(1.) This second appeal arises out of a suit for partition filed by the 1st respondent herein seeking the recovery of a half share in the plaint schedule properties on the ground that the suit items were purchased jointly by the plaintiff and the 1st defendant under the sale deed Ext. P1 dated 26-8-1946 for a consideration of Rs. 4,000/- which is said to have been paid cojointly by both of them, each contributing one half of the amount. The 1st defendant contended that the entire consideration for the purchase of the suit properties had been paid solely by him and that though the plaintiff's name had also been shown in the document as a joint purchaser, it was the common understanding of the parties that the title was to vest only in the 1st defendant and the plaintiff was to have no right or interest in the properties. It is the 1st defendant's case that from the date of Ext. P1 the entire properties were in his exclusive possession until an otti was executed by him in respect of plaint item No. 1 whereafter the said item alone was in the possession of the mortgagee and items 1 and 2 continued in the possession of the 1st defendant himself. On this basis it was pleaded that valuable improvements had been effected by the 1st defendant on the plaint items by expending as much as Rs. 53,000/-; and that in any event he is entitled to be paid the value of all those improvements even if a partition is to be ultimately ordered.
(2.) The courts below have concurrently negatived the case of the 1st defendant that he alone had expended the entire consideration for the purchase of the suit properties, and that the plaintiff was a mere name lender. The lower courts have held that the plaintiff is entitled to a half right in the plaint schedule properties and that the suit for partition is therefore maintainable. The claim for payment of value of improvements was rejected by the Trial Court by holding that as between tenants in common there cannot be any claim for value of improvements unless it is shown that the cosharer putting forward the claim for compensation had effected the improvements on the basis of any specific agreement or at least with consent of the other cosharers. When the matter was taken up in appeal before the lower appellate court the learned Subordinate Judge has differed from the Munsiff on the said question and held that the 1st defendant has a right to get the value of all the improvements that are found to exist in the portion of the garden land which has to be allotted to the share of the plaintiff.

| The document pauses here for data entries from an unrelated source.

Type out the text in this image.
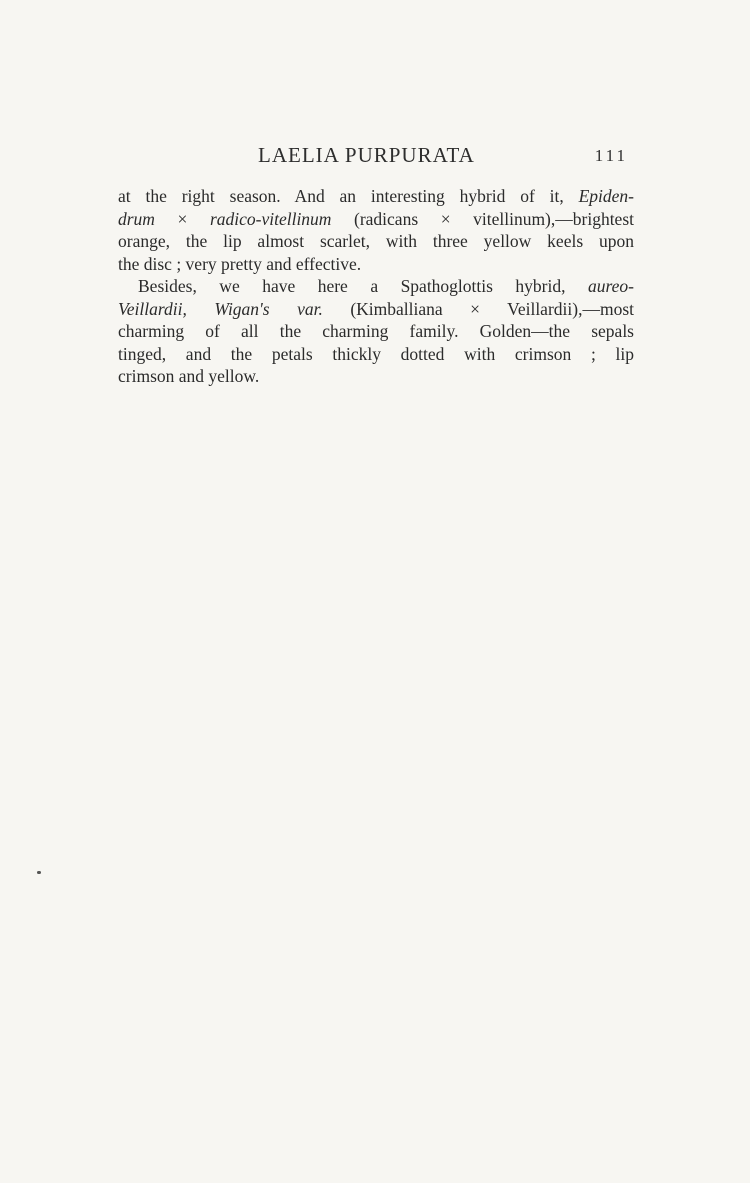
LAELIA PURPURATA	111

at the right season. And an interesting hybrid of it, Epiden-
drum × radico-vitellinum (radicans × vitellinum),—brightest
orange, the lip almost scarlet, with three yellow keels upon
the disc ; very pretty and effective.

Besides, we have here a Spathoglottis hybrid, aureo-
Veillardii, Wigan's var. (Kimballiana × Veillardii),—most
charming of all the charming family. Golden—the sepals
tinged, and the petals thickly dotted with crimson ; lip
crimson and yellow.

The preliminary decree passed by the Trial Court was modified by the Subordinate Judge to the aforesaid extent. The 1st defendant has brought this second appeal challenging the concurrent findings entered by the courts below that the plaintiff is entitled to a half share in the plaint schedule properties. The plaintiff has filed a memorandum of cross objections challenging the correctness of the view taken by the Subordinate Judge upholding the claim of the 1st defendant for payment of the value of improvements existing in the property allotted to the plaintiff's share.
(3.) Though the learned advocate appearing on behalf of the appellant endeavoured hard to make out that the lower courts have committed a serious error in holding that the plaintiff is entitled to a half share in the plaint schedule properties there are absolutely no valid grounds justifying interference by this court under S.100, CPC. with the concurrent finding of fact recorded by the courts below that the consideration for the sale evidenced by Ext. P1 was actually paid by the plaintiff and the 1st defendant in equal shares. The second appeal has therefore no merits and has only to be dismissed. I do so.